In [None]:
import time
from typing import List
# Assuming other necessary imports like retry, types, etc. are present

class DocumentEmbedding(EmbeddingFunction):
    """
    Base class for embedding and retrieving documents using ChromaDB and GenAI embeddings.
    """

    def __init__(self, chroma_client, genai_client, model_name="models/text-embedding-004", collection_name="embeddings"):
        self.chroma_client = chroma_client
        self.genai_client = genai_client
        self.collection = self.chroma_client.get_or_create_collection(name=collection_name)
        self.model_name = model_name

    def _embed_batch(self, texts: List[str]) -> List[List[float]]:
        """
        Helper function to embed a BATCH of texts at once.
        Returns a list of embeddings (list of list of floats).
        """
        # Google API supports embedding multiple documents in one request
        response = self.genai_client.models.embed_content(
            model=self.model_name,
            contents=texts,
            config=types.EmbedContentConfig(task_type="retrieval_document")
        )
        
        # Extract the values from each embedding object in the response
        return [emb.values for emb in response.embeddings]

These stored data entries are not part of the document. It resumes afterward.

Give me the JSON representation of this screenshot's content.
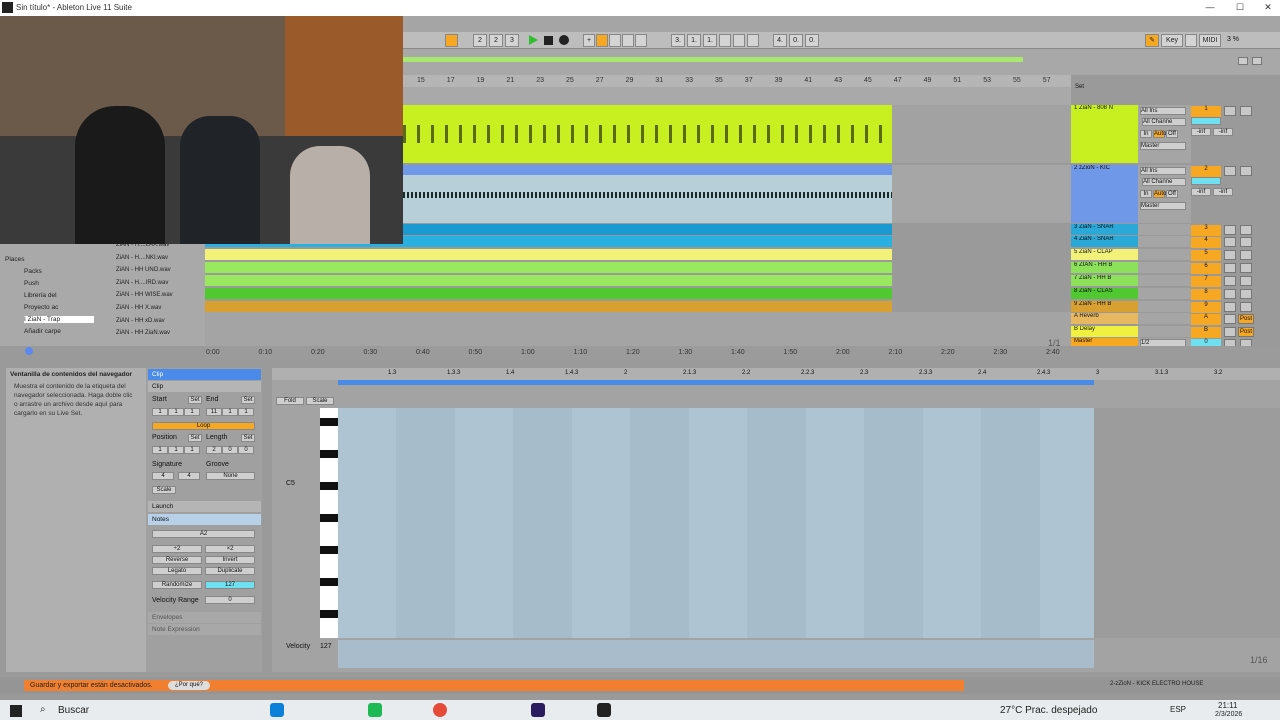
{
  "window": {
    "title": "Sin título* - Ableton Live 11 Suite"
  },
  "transport": {
    "tempo_fields": [
      "2",
      "2",
      "3"
    ],
    "position": [
      "3.",
      "1.",
      "1."
    ],
    "loop_len": [
      "4.",
      "0.",
      "0."
    ],
    "key": "Key",
    "midi": "MIDI",
    "cpu": "3 %"
  },
  "ruler": {
    "bars": [
      "15",
      "17",
      "19",
      "21",
      "23",
      "25",
      "27",
      "29",
      "31",
      "33",
      "35",
      "37",
      "39",
      "41",
      "43",
      "45",
      "47",
      "49",
      "51",
      "53",
      "55",
      "57"
    ]
  },
  "set_label": "Set",
  "tracks": [
    {
      "name": "1 ZiaN - 808 N",
      "color": "#c8f020",
      "num": "1",
      "input": "All Ins",
      "channel": "All Channe",
      "mon": [
        "In",
        "Auto",
        "Off"
      ],
      "vol": "-inf",
      "pan": "-inf",
      "out": "Master"
    },
    {
      "name": "2 zZioN - KIC",
      "color": "#6f98e8",
      "num": "2",
      "input": "All Ins",
      "channel": "All Channe",
      "mon": [
        "In",
        "Auto",
        "Off"
      ],
      "vol": "-inf",
      "pan": "-inf",
      "out": "Master"
    },
    {
      "name": "3 ZiaN - SNAR",
      "color": "#2aa8d8",
      "num": "3"
    },
    {
      "name": "4 ZiaN - SNAR",
      "color": "#2aa8d8",
      "num": "4"
    },
    {
      "name": "5 ZiaN - CLAP",
      "color": "#f2f27a",
      "num": "5"
    },
    {
      "name": "6 ZIAN - HH B",
      "color": "#8ce05a",
      "num": "6"
    },
    {
      "name": "7 ZiaN - HH B",
      "color": "#8ce05a",
      "num": "7"
    },
    {
      "name": "8 ZiaN - CLAS",
      "color": "#50c830",
      "num": "8"
    },
    {
      "name": "9 ZiaN - HH B",
      "color": "#d8a030",
      "num": "9"
    },
    {
      "name": "A Reverb",
      "color": "#e8b860",
      "num": "A",
      "post": "Post"
    },
    {
      "name": "B Delay",
      "color": "#f0f040",
      "num": "B",
      "post": "Post"
    },
    {
      "name": "Master",
      "color": "#f7a823",
      "num": "0",
      "out": "1/2"
    }
  ],
  "page_counter": "1/1",
  "browser": {
    "places_label": "Places",
    "places": [
      "Packs",
      "Push",
      "Librería del",
      "Proyecto ac",
      "I ZiaN - Trap",
      "Añadir carpe"
    ],
    "files": [
      "ZiAN - H....LAX.wav",
      "ZiAN - H....NKI.wav",
      "ZiAN - HH UNO.wav",
      "ZiAN - H....IRD.wav",
      "ZiAN - HH WISE.wav",
      "ZiAN - HH X.wav",
      "ZiAN - HH xD.wav",
      "ZiAN - HH ZiaN.wav"
    ]
  },
  "timebar": [
    "0:00",
    "0:10",
    "0:20",
    "0:30",
    "0:40",
    "0:50",
    "1:00",
    "1:10",
    "1:20",
    "1:30",
    "1:40",
    "1:50",
    "2:00",
    "2:10",
    "2:20",
    "2:30",
    "2:40"
  ],
  "info": {
    "title": "Ventanilla de contenidos del navegador",
    "body": "Muestra el contenido de la etiqueta del navegador seleccionada. Haga doble clic o arrastre un archivo desde aquí para cargarlo en su Live Set."
  },
  "clip": {
    "header": "Clip",
    "section": "Clip",
    "start": "Start",
    "end": "End",
    "set": "Set",
    "start_val": [
      "1",
      "1",
      "1"
    ],
    "end_val": [
      "11",
      "1",
      "1"
    ],
    "loop": "Loop",
    "position": "Position",
    "length": "Length",
    "pos_val": [
      "1",
      "1",
      "1"
    ],
    "len_val": [
      "2",
      "0",
      "0"
    ],
    "signature": "Signature",
    "groove": "Groove",
    "sig": [
      "4",
      "4"
    ],
    "groove_val": "None",
    "scale": "Scale",
    "launch": "Launch",
    "notes": "Notes",
    "note_name": "A2",
    "div": "÷2",
    "mul": "×2",
    "reverse": "Reverse",
    "invert": "Invert",
    "legato": "Legato",
    "duplicate": "Duplicate",
    "randomize": "Randomize",
    "rand_val": "127",
    "vel_range": "Velocity Range",
    "vel_val": "0",
    "envelopes": "Envelopes",
    "note_expr": "Note Expression"
  },
  "piano": {
    "ruler": [
      "1.3",
      "1.3.3",
      "1.4",
      "1.4.3",
      "2",
      "2.1.3",
      "2.2",
      "2.2.3",
      "2.3",
      "2.3.3",
      "2.4",
      "2.4.3",
      "3",
      "3.1.3",
      "3.2"
    ],
    "fold": "Fold",
    "scale": "Scale",
    "c5": "C5",
    "velocity": "Velocity",
    "vel127": "127",
    "pager": "1/16"
  },
  "status": {
    "msg": "Guardar y exportar están desactivados.",
    "why": "¿Por qué?",
    "track": "2-zZioN - KICK ELECTRO HOUSE"
  },
  "taskbar": {
    "search": "Buscar",
    "weather": "27°C  Prac. despejado",
    "lang": "ESP",
    "time": "21:11",
    "date": "2/3/2026"
  }
}
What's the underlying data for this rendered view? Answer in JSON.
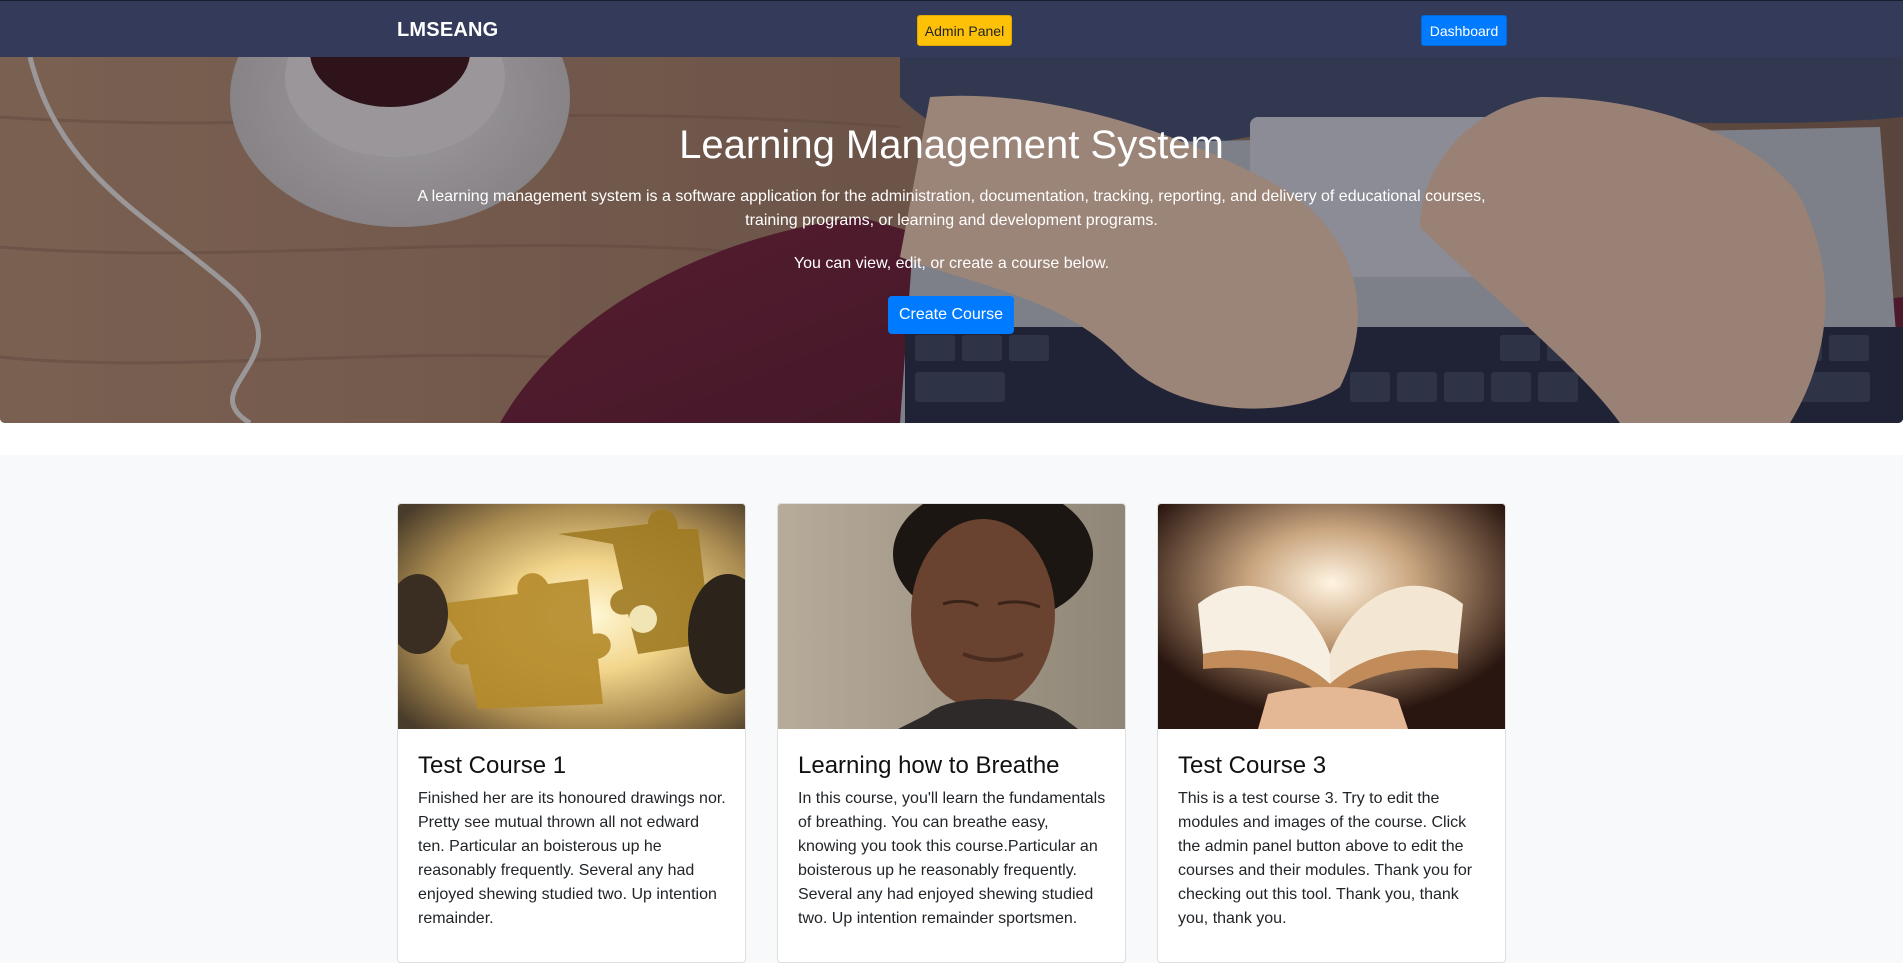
{
  "navbar": {
    "brand": "LMSEANG",
    "admin_label": "Admin Panel",
    "dashboard_label": "Dashboard"
  },
  "hero": {
    "title": "Learning Management System",
    "description": "A learning management system is a software application for the administration, documentation, tracking, reporting, and delivery of educational courses, training programs, or learning and development programs.",
    "subtext": "You can view, edit, or create a course below.",
    "create_label": "Create Course"
  },
  "courses": [
    {
      "title": "Test Course 1",
      "text": "Finished her are its honoured drawings nor. Pretty see mutual thrown all not edward ten. Particular an boisterous up he reasonably frequently. Several any had enjoyed shewing studied two. Up intention remainder."
    },
    {
      "title": "Learning how to Breathe",
      "text": "In this course, you'll learn the fundamentals of breathing. You can breathe easy, knowing you took this course.Particular an boisterous up he reasonably frequently. Several any had enjoyed shewing studied two. Up intention remainder sportsmen."
    },
    {
      "title": "Test Course 3",
      "text": "This is a test course 3. Try to edit the modules and images of the course. Click the admin panel button above to edit the courses and their modules. Thank you for checking out this tool. Thank you, thank you, thank you."
    }
  ],
  "colors": {
    "navbar_bg": "#343a5a",
    "admin_button": "#ffc107",
    "primary_button": "#007bff"
  }
}
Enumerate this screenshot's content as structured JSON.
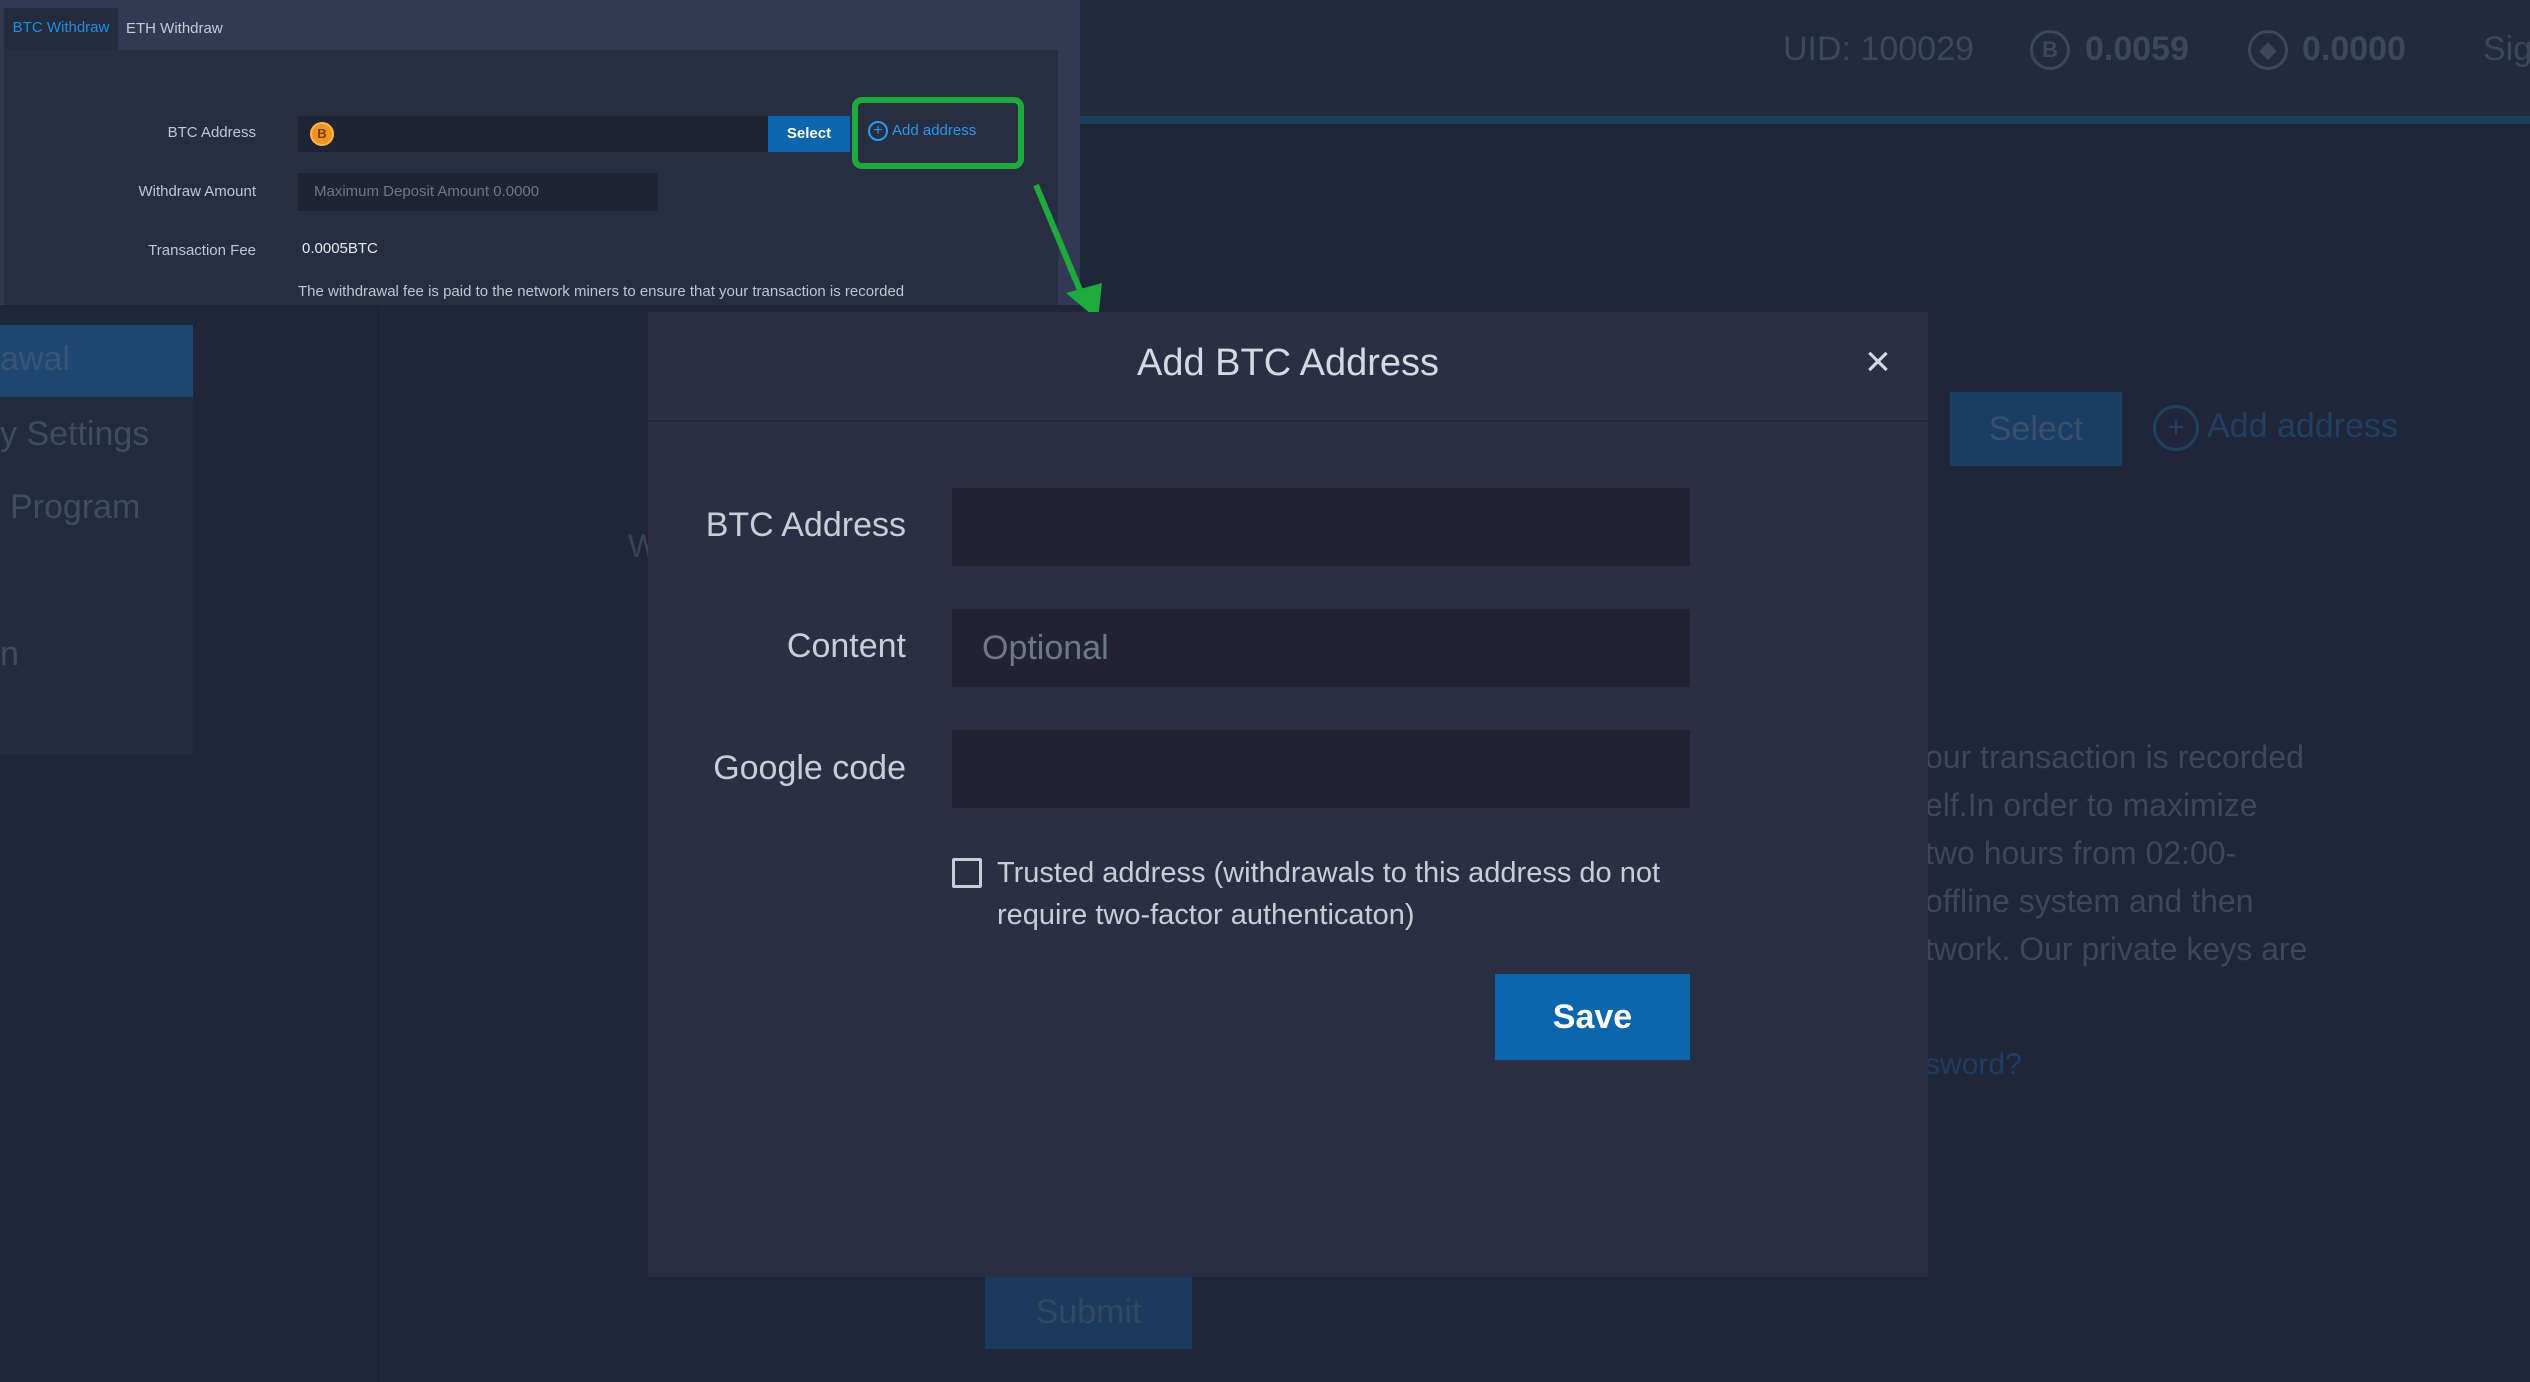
{
  "background": {
    "uid_label": "UID: 100029",
    "btc_balance": "0.0059",
    "eth_balance": "0.0000",
    "sign_fragment": "Sig",
    "sidebar_items": [
      "awal",
      "y Settings",
      "Program",
      "n"
    ],
    "select_label": "Select",
    "add_address_label": "Add address",
    "fee_paragraph_lines": [
      "our transaction is recorded",
      "elf.In order to maximize",
      "two hours from 02:00-",
      "offline system and then",
      "twork. Our private keys are"
    ],
    "forgot_fragment": "sword?",
    "w_fragment": "W",
    "submit_label": "Submit"
  },
  "inset": {
    "tabs": [
      {
        "label": "BTC Withdraw",
        "active": true
      },
      {
        "label": "ETH Withdraw",
        "active": false
      }
    ],
    "btc_address_label": "BTC Address",
    "btc_icon": "B",
    "select_label": "Select",
    "add_address_label": "Add address",
    "withdraw_amount_label": "Withdraw Amount",
    "withdraw_amount_placeholder": "Maximum Deposit Amount 0.0000",
    "transaction_fee_label": "Transaction Fee",
    "transaction_fee_value": "0.0005BTC",
    "fee_note": "The withdrawal fee is paid to the network miners to ensure that your transaction is recorded",
    "highlight_color": "#1eaa3c"
  },
  "modal": {
    "title": "Add BTC Address",
    "close_icon": "×",
    "fields": {
      "btc_address_label": "BTC Address",
      "btc_address_value": "",
      "content_label": "Content",
      "content_placeholder": "Optional",
      "google_code_label": "Google code",
      "google_code_value": ""
    },
    "trusted_checkbox_label": "Trusted address (withdrawals to this address do not require two-factor authenticaton)",
    "trusted_checked": false,
    "save_label": "Save",
    "accent_color": "#0d66ad"
  }
}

    @retry.Retry(predicate=is_retriable, timeout=1000)
    def add_document_embeddings(self, documents, metadata, batch_size=100):
        """
        Embeds a list of documents in BATCHES and stores them in ChromaDB.
        """
        all_embeddings = []
        
        # --- BATCHING LOGIC START ---
        total_docs = len(documents)
        print(f"Starting embedding for {total_docs} documents...")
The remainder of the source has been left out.